Natural materials possess high biocompatibility and bioactivity. However, show poor mechanical stability because of their rapid hydrolysis. A list of the most known natural materials with the principal advantages and disadvantages is reported in Table 1.

Table 1 Natural materials for cartilage tissue engineering. Advantages and disadvantages

Synthetic polymers like poly(ethylene glycol) (PEG), polycaprolactone (PCL), polylactic acid (PLA), polyurethane, poly(glycolic acid) (PGA), polyethersulfone (PES), and polysulfone provide cell attachment, and good mechanical, physical, and chemical properties. Moreover, the mechanical properties and degradation time can be controlled by combining them as copolymers or blends. Disadvantages consist of the lack of biological properties and the host organism's side effects in response to metabolite production, mainly concerning acids that can be toxic or induce an inflammatory response [43].

Hybrid scaffolds, such as a combination of collagen-chitosan- PLA, merge the advantages of synthetic and natural materials, allowing biocompatible membranes with defined mechanical properties and tunable degradation necessary for cartilage regeneration [43].

Studies highlighted the in vitro and in vivo interaction of cells with scaffolds [44]. Our group had the opportunity to evaluate some natural scaffolds based on collagen or hyaluronan. We highlighted that scaffold presence allows the re-creation of physiological-like conditions whereby cells interact with the biomaterial and produce a new ECM by the secretion of anabolic, anti-inflammatory, and anti-apoptotic factors [45,46,47,48,49,50].

A challenge in the design and fabrication of scaffolds is the reproduction of the osteochondral compartment. To this end, composite bilayer or gradient scaffolds mimicking the osteochondral tissue have been developed and evaluated in association with cells. The data obtained demonstrated cell ability to zonally interact and reproduce the native osteochondral compartment by generating separated cartilage- and bone-like zones [5].

Another challenge is the cell seeding onto the scaffold. Conventional method involves the manual/static or the automated/dynamic seeding of cells onto previously fabricated scaffolds. The static seeding allows an uneven cell distribution into the width of the biomaterial. The dynamic seeding carried out with bioreactors (for instance perfusion) favor a more homogenous cell distribution [24]. The recent approach of bioprinting foresees that cells and biomaterial are released together in order to produce a construct. Such options allow a better cell encapsulation and spatial distribution [51].

Future directions

In the next decades we will assist to important steps forwards the repair of articular cartilage lesions. The use of iPSCs and or stem cell derivatives such as secretome, EVs could contribute to improve tissue regeneration.

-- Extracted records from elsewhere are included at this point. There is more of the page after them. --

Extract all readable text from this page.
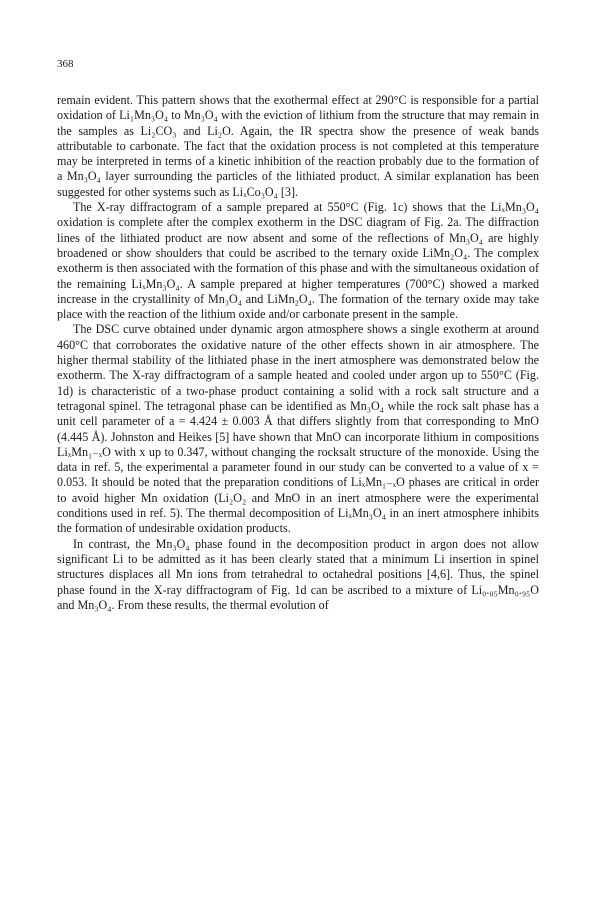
368

remain evident. This pattern shows that the exothermal effect at 290°C is responsible for a partial oxidation of Li₁Mn₃O₄ to Mn₃O₄ with the eviction of lithium from the structure that may remain in the samples as Li₂CO₃ and Li₂O. Again, the IR spectra show the presence of weak bands attributable to carbonate. The fact that the oxidation process is not completed at this temperature may be interpreted in terms of a kinetic inhibition of the reaction probably due to the formation of a Mn₃O₄ layer surrounding the particles of the lithiated product. A similar explanation has been suggested for other systems such as LiₓCo₃O₄ [3].

The X-ray diffractogram of a sample prepared at 550°C (Fig. 1c) shows that the LiₓMn₃O₄ oxidation is complete after the complex exotherm in the DSC diagram of Fig. 2a. The diffraction lines of the lithiated product are now absent and some of the reflections of Mn₃O₄ are highly broadened or show shoulders that could be ascribed to the ternary oxide LiMn₂O₄. The complex exotherm is then associated with the formation of this phase and with the simultaneous oxidation of the remaining LiₓMn₃O₄. A sample prepared at higher temperatures (700°C) showed a marked increase in the crystallinity of Mn₃O₄ and LiMn₂O₄. The formation of the ternary oxide may take place with the reaction of the lithium oxide and/or carbonate present in the sample.

The DSC curve obtained under dynamic argon atmosphere shows a single exotherm at around 460°C that corroborates the oxidative nature of the other effects shown in air atmosphere. The higher thermal stability of the lithiated phase in the inert atmosphere was demonstrated below the exotherm. The X-ray diffractogram of a sample heated and cooled under argon up to 550°C (Fig. 1d) is characteristic of a two-phase product containing a solid with a rock salt structure and a tetragonal spinel. The tetragonal phase can be identified as Mn₃O₄ while the rock salt phase has a unit cell parameter of a = 4.424 ± 0.003 Å that differs slightly from that corresponding to MnO (4.445 Å). Johnston and Heikes [5] have shown that MnO can incorporate lithium in compositions LiₓMn₁₋ₓO with x up to 0.347, without changing the rocksalt structure of the monoxide. Using the data in ref. 5, the experimental a parameter found in our study can be converted to a value of x = 0.053. It should be noted that the preparation conditions of LiₓMn₁₋ₓO phases are critical in order to avoid higher Mn oxidation (Li₂O₂ and MnO in an inert atmosphere were the experimental conditions used in ref. 5). The thermal decomposition of LiₓMn₃O₄ in an inert atmosphere inhibits the formation of undesirable oxidation products.

In contrast, the Mn₃O₄ phase found in the decomposition product in argon does not allow significant Li to be admitted as it has been clearly stated that a minimum Li insertion in spinel structures displaces all Mn ions from tetrahedral to octahedral positions [4,6]. Thus, the spinel phase found in the X-ray diffractogram of Fig. 1d can be ascribed to a mixture of Li₀.₀₅Mn₀.₉₅O and Mn₃O₄. From these results, the thermal evolution of
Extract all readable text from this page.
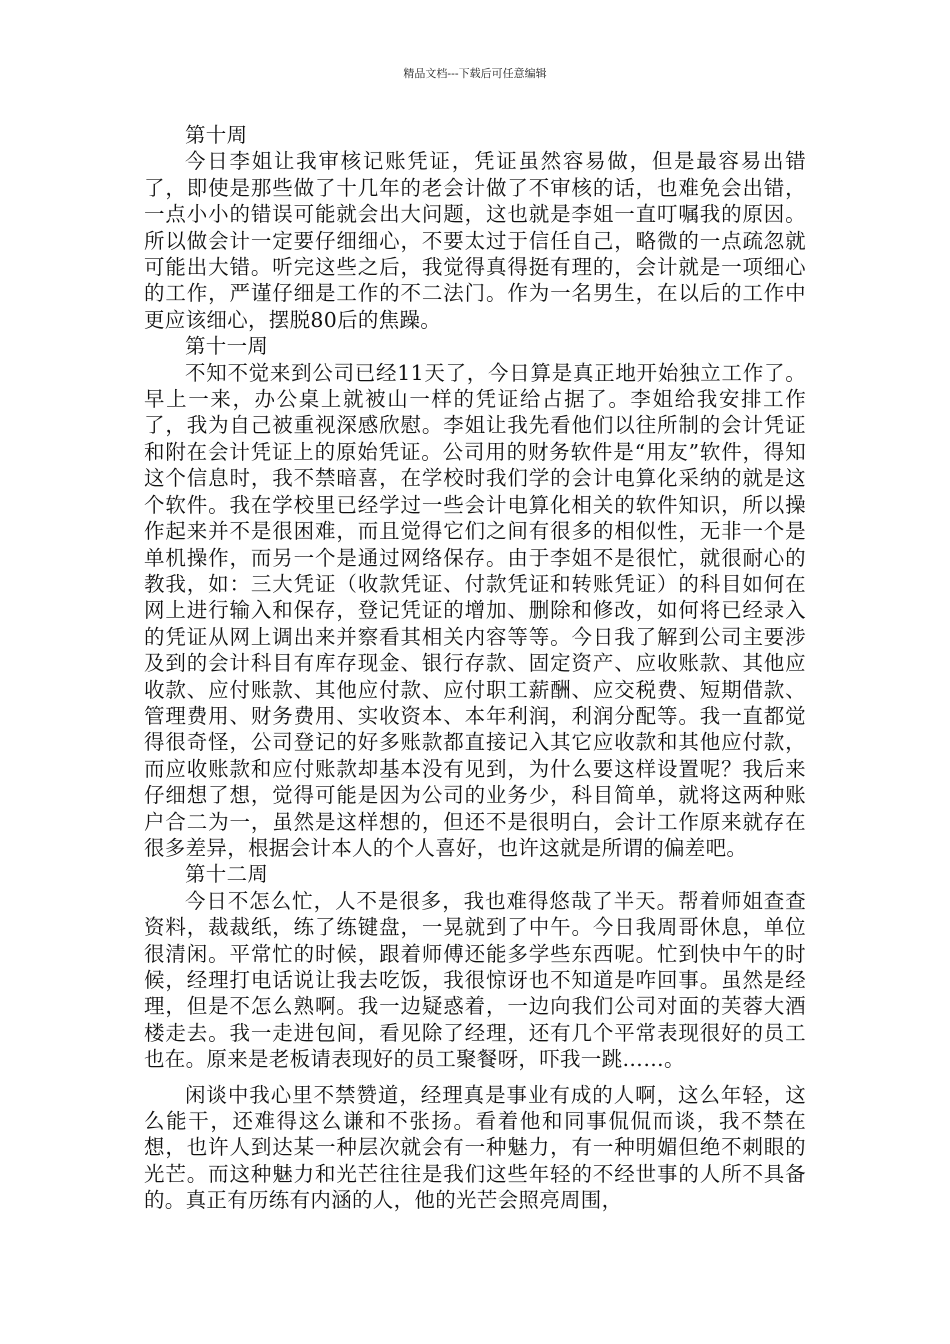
精品文档---下载后可任意编辑

第十周

今日李姐让我审核记账凭证，凭证虽然容易做，但是最容易出错了，即使是那些做了十几年的老会计做了不审核的话，也难免会出错，一点小小的错误可能就会出大问题，这也就是李姐一直叮嘱我的原因。所以做会计一定要仔细细心，不要太过于信任自己，略微的一点疏忽就可能出大错。听完这些之后，我觉得真得挺有理的，会计就是一项细心的工作，严谨仔细是工作的不二法门。作为一名男生，在以后的工作中更应该细心，摆脱80后的焦躁。

第十一周

不知不觉来到公司已经11天了，今日算是真正地开始独立工作了。早上一来，办公桌上就被山一样的凭证给占据了。李姐给我安排工作了，我为自己被重视深感欣慰。李姐让我先看他们以往所制的会计凭证和附在会计凭证上的原始凭证。公司用的财务软件是“用友”软件，得知这个信息时，我不禁暗喜，在学校时我们学的会计电算化采纳的就是这个软件。我在学校里已经学过一些会计电算化相关的软件知识，所以操作起来并不是很困难，而且觉得它们之间有很多的相似性，无非一个是单机操作，而另一个是通过网络保存。由于李姐不是很忙，就很耐心的教我，如：三大凭证（收款凭证、付款凭证和转账凭证）的科目如何在网上进行输入和保存，登记凭证的增加、删除和修改，如何将已经录入的凭证从网上调出来并察看其相关内容等等。今日我了解到公司主要涉及到的会计科目有库存现金、银行存款、固定资产、应收账款、其他应收款、应付账款、其他应付款、应付职工薪酬、应交税费、短期借款、管理费用、财务费用、实收资本、本年利润，利润分配等。我一直都觉得很奇怪，公司登记的好多账款都直接记入其它应收款和其他应付款，而应收账款和应付账款却基本没有见到，为什么要这样设置呢？我后来仔细想了想，觉得可能是因为公司的业务少，科目简单，就将这两种账户合二为一，虽然是这样想的，但还不是很明白，会计工作原来就存在很多差异，根据会计本人的个人喜好，也许这就是所谓的偏差吧。

第十二周

今日不怎么忙，人不是很多，我也难得悠哉了半天。帮着师姐查查资料，裁裁纸，练了练键盘，一晃就到了中午。今日我周哥休息，单位很清闲。平常忙的时候，跟着师傅还能多学些东西呢。忙到快中午的时候，经理打电话说让我去吃饭，我很惊讶也不知道是咋回事。虽然是经理，但是不怎么熟啊。我一边疑惑着，一边向我们公司对面的芙蓉大酒楼走去。我一走进包间，看见除了经理，还有几个平常表现很好的员工也在。原来是老板请表现好的员工聚餐呀，吓我一跳……。

闲谈中我心里不禁赞道，经理真是事业有成的人啊，这么年轻，这么能干，还难得这么谦和不张扬。看着他和同事侃侃而谈，我不禁在想，也许人到达某一种层次就会有一种魅力，有一种明媚但绝不刺眼的光芒。而这种魅力和光芒往往是我们这些年轻的不经世事的人所不具备的。真正有历练有内涵的人，他的光芒会照亮周围，
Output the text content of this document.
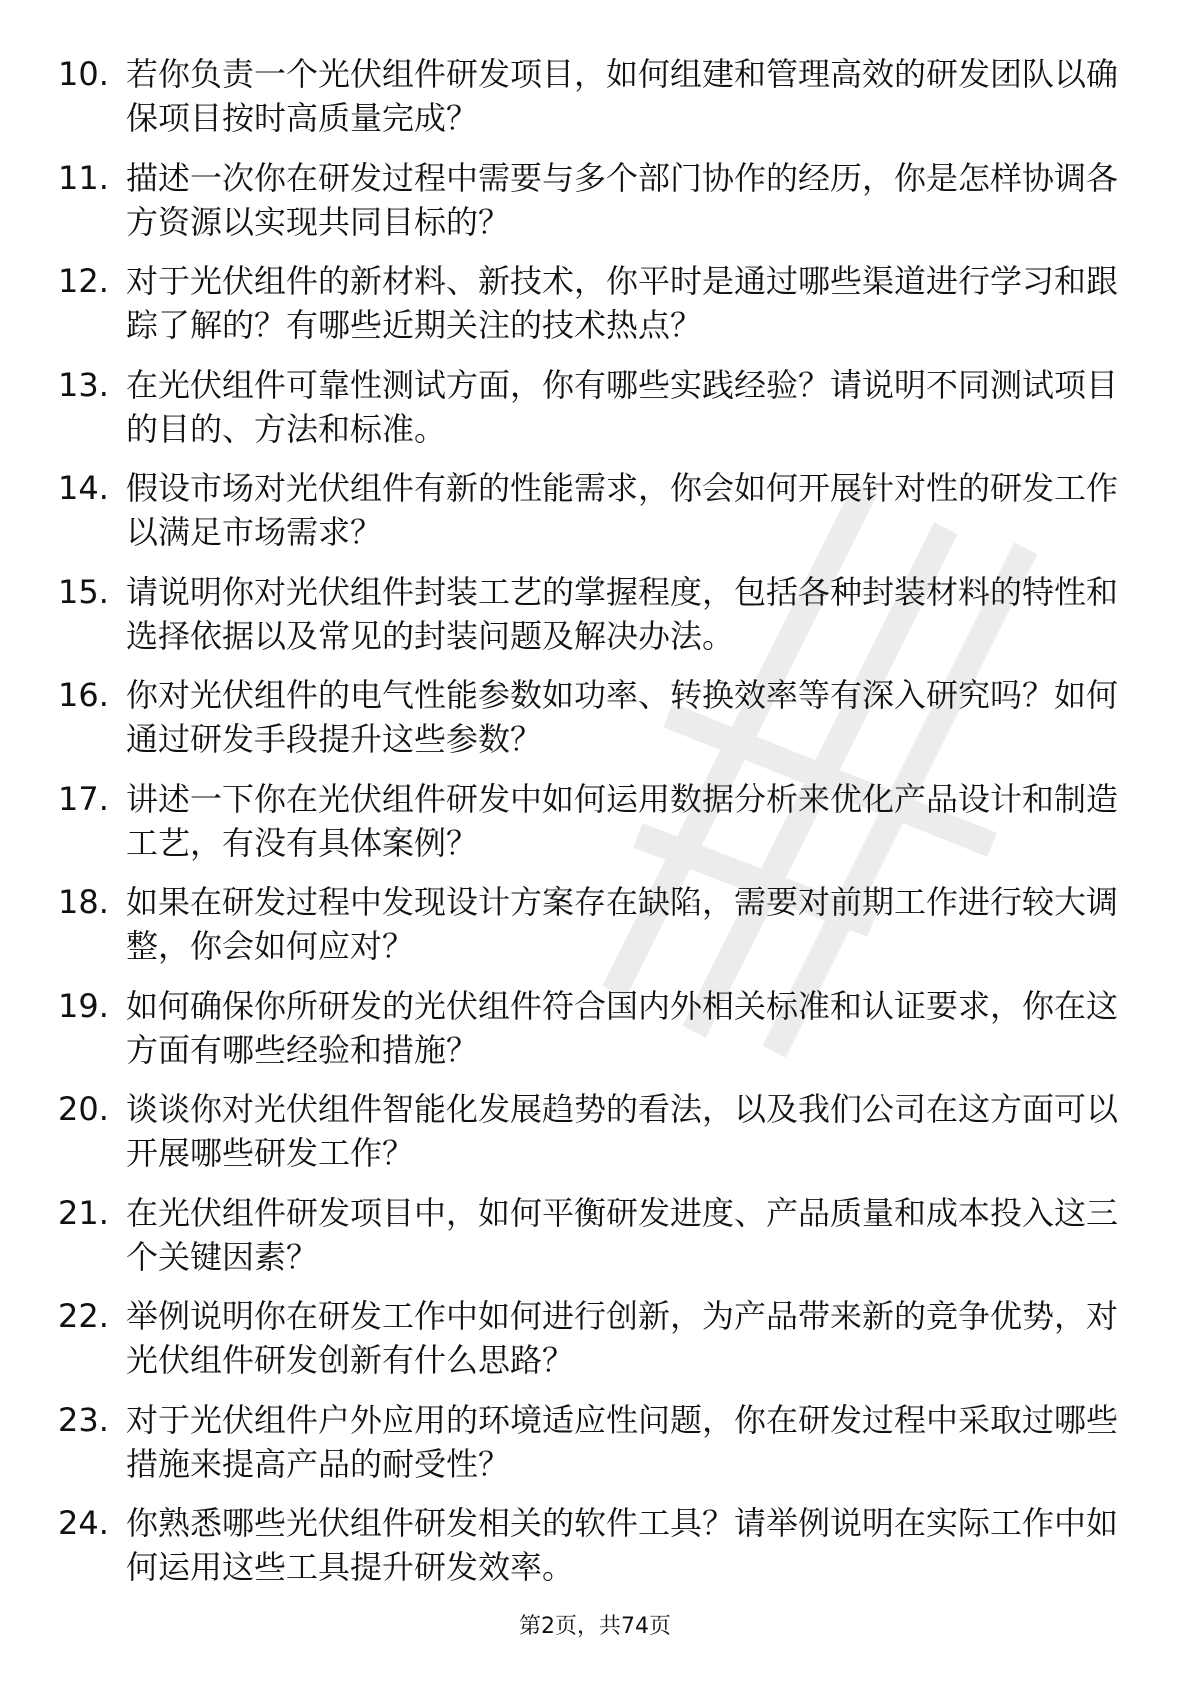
10. 若你负责一个光伏组件研发项目，如何组建和管理高效的研发团队以确保项目按时高质量完成？
11. 描述一次你在研发过程中需要与多个部门协作的经历，你是怎样协调各方资源以实现共同目标的？
12. 对于光伏组件的新材料、新技术，你平时是通过哪些渠道进行学习和跟踪了解的？有哪些近期关注的技术热点？
13. 在光伏组件可靠性测试方面，你有哪些实践经验？请说明不同测试项目的目的、方法和标准。
14. 假设市场对光伏组件有新的性能需求，你会如何开展针对性的研发工作以满足市场需求？
15. 请说明你对光伏组件封装工艺的掌握程度，包括各种封装材料的特性和选择依据以及常见的封装问题及解决办法。
16. 你对光伏组件的电气性能参数如功率、转换效率等有深入研究吗？如何通过研发手段提升这些参数？
17. 讲述一下你在光伏组件研发中如何运用数据分析来优化产品设计和制造工艺，有没有具体案例？
18. 如果在研发过程中发现设计方案存在缺陷，需要对前期工作进行较大调整，你会如何应对？
19. 如何确保你所研发的光伏组件符合国内外相关标准和认证要求，你在这方面有哪些经验和措施？
20. 谈谈你对光伏组件智能化发展趋势的看法，以及我们公司在这方面可以开展哪些研发工作？
21. 在光伏组件研发项目中，如何平衡研发进度、产品质量和成本投入这三个关键因素？
22. 举例说明你在研发工作中如何进行创新，为产品带来新的竞争优势，对光伏组件研发创新有什么思路？
23. 对于光伏组件户外应用的环境适应性问题，你在研发过程中采取过哪些措施来提高产品的耐受性？
24. 你熟悉哪些光伏组件研发相关的软件工具？请举例说明在实际工作中如何运用这些工具提升研发效率。
第2页，共74页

Emerging technologies like Additive Manufacturing three-dimensional (3D) printing should allow for a further improvement of the treatment. 3D printing replicates the damaged tissue shape starting from a patient medical image. It creates scaffolds through the progressive addition of material layer by layer until reaching the desired shape. The technology can mimic cartilage organization, ECM composition, and functional and mechanical properties [52,53,54,55].

Indeed, the identification of the ideal cell population, cell-free products, clinical grade growth factors and customized scaffolds could contribute to ameliorate the technique, reducing the time for surgery and enhancing patient recovery.

Conclusion

Chondral and osteochondral damages remain a tough challenge for clinicians. Tissue engineering-based strategies have proven feasible for cartilage regeneration with good results on patients' quality of life. More research needs to find the best combinations of cells, bioactive factors, and scaffolds. More clinical trials should confirm the obtained results. There is also the demand to develop minimally invasive and cost-effective strategies which do not require long-lasting hospitalization.